News Flash: where your mind is set—mindset—is not permanent. Your brain is flexible; you can learn throughout your life. Science calls it “neuroplasticity.” I call it, “NeuroReInvention®.” The belief that:
- “I am stuck”
- “This is just the way I am”
- “I can’t change”
- “I’m not good enough”
- “I’m always right; this is the way life is”
…is really simply B.S. and by this I mean it is a “Belief System.” You could also say it is due to blind spots in your life’s field of vision. It is my experience that we can change our B.S. Fortunately we now also have neuroscience for our skeptical, fearful-of-change logical brain. We can stop telling ourselves self-limiting stories that keep us from performing at our best at home and at the office. We can change our perceptions that interfere with harmonious relationships, our finances and our health. We can re-create our belief systems.
An important ingredient to this is to begin to understand that your personality and your potential are moldable. Your gender, race, creed or color doesn’t define the totality of you. In fact, whatever definitions are given are someone’s, somewhere subjective opinion and definition. Even your definition of yourself is subjective. You can stop believing it; you can change how and what you think. You can change how you feel. Perception is not objective.
Living with purpose – on purpose, requires clarity of values, what matters to you. To perform at your best you need to make conscious choices about what really matters to you. Without a definite purpose it is all too easy to be distracted by “the latest greatest thing.” It requires a decision to focus yet at the same time having an open mind to filter through relevant insights, information and opportunities. It requires an expanded vision to live an inspired and creative life.
This will require not only a higher level of self-awareness, but also mental agility. Adaptability. Confidence. It is not likely to be the most popular way of living as unfortunately, the masses of people live overcrowded or externally directed lives. Unfortunately, Henry David Thoreau’s words still ring true that,
“The mass of men live lives of quiet desperation”
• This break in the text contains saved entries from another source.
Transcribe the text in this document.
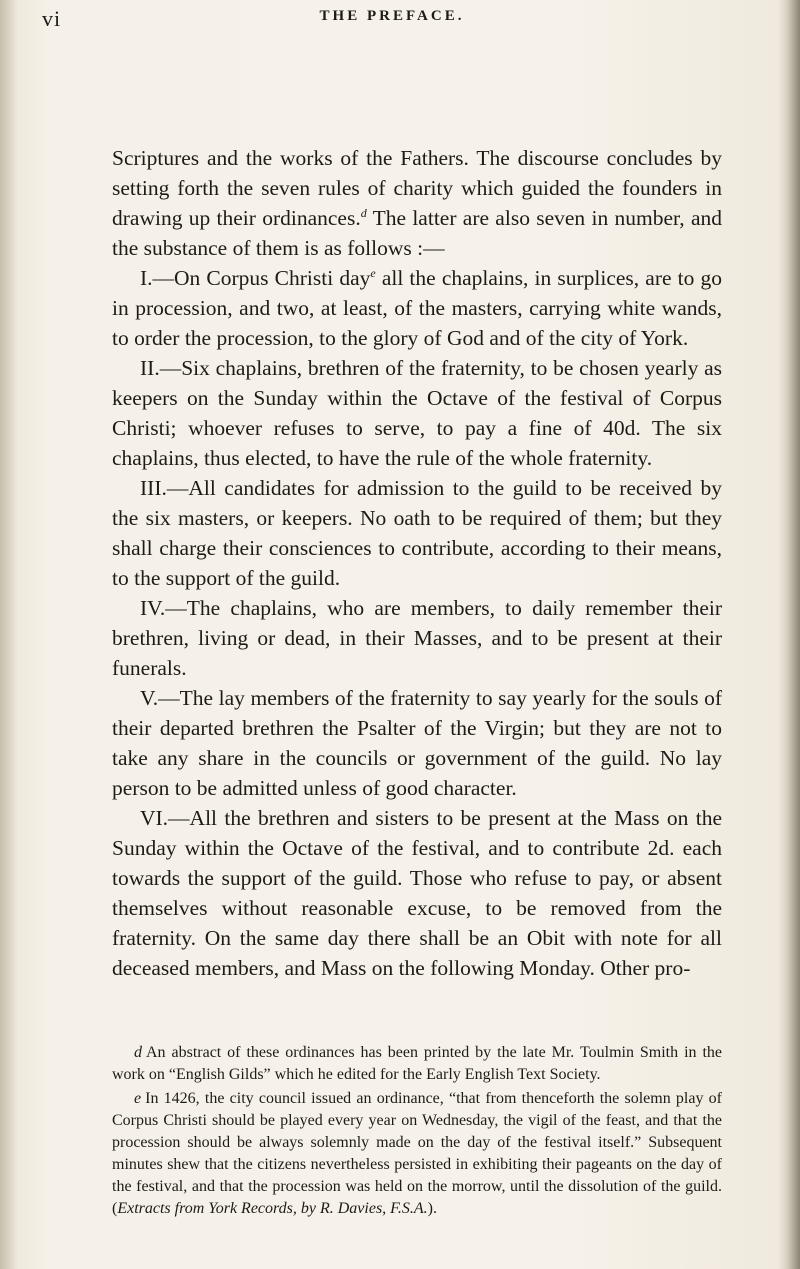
vi	THE PREFACE.

Scriptures and the works of the Fathers. The discourse concludes by setting forth the seven rules of charity which guided the founders in drawing up their ordinances.$^d$ The latter are also seven in number, and the substance of them is as follows :—

I.—On Corpus Christi day$^e$ all the chaplains, in surplices, are to go in procession, and two, at least, of the masters, carrying white wands, to order the procession, to the glory of God and of the city of York.

II.—Six chaplains, brethren of the fraternity, to be chosen yearly as keepers on the Sunday within the Octave of the festival of Corpus Christi; whoever refuses to serve, to pay a fine of 40d. The six chaplains, thus elected, to have the rule of the whole fraternity.

III.—All candidates for admission to the guild to be received by the six masters, or keepers. No oath to be required of them; but they shall charge their consciences to contribute, according to their means, to the support of the guild.

IV.—The chaplains, who are members, to daily remember their brethren, living or dead, in their Masses, and to be present at their funerals.

V.—The lay members of the fraternity to say yearly for the souls of their departed brethren the Psalter of the Virgin; but they are not to take any share in the councils or government of the guild. No lay person to be admitted unless of good character.

VI.—All the brethren and sisters to be present at the Mass on the Sunday within the Octave of the festival, and to contribute 2d. each towards the support of the guild. Those who refuse to pay, or absent themselves without reasonable excuse, to be removed from the fraternity. On the same day there shall be an Obit with note for all deceased members, and Mass on the following Monday. Other pro-

d An abstract of these ordinances has been printed by the late Mr. Toulmin Smith in the work on “English Gilds” which he edited for the Early English Text Society.

e In 1426, the city council issued an ordinance, “that from thenceforth the solemn play of Corpus Christi should be played every year on Wednesday, the vigil of the feast, and that the procession should be always solemnly made on the day of the festival itself.” Subsequent minutes shew that the citizens nevertheless persisted in exhibiting their pageants on the day of the festival, and that the procession was held on the morrow, until the dissolution of the guild. (Extracts from York Records, by R. Davies, F.S.A.).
Meaning can’t be found outside of ourselves until we go within to feel into our heart – our passion. With all the fear and noise around us, we have to find our passion, which is likely to be buried under a mound of negative feelings. We can intentionally shift from worry, anxiety and mediocrity when we make up our minds – and heart – to do so. Sometimes we can’t find our passion unless we actually acknowledge, what really makes us angry? Not in a self-righteous way, but in a way that shows concern for a cause greater than just us.
We will have to ask some questions if we want new answers, questions such as,
1. Where do I want to go, to experience? Why?
2. What do I really want?
3. Can I envision it in my mind’s eye?
4. Can I communicate it…to myself?
5. Who or to what cause do I want to serve?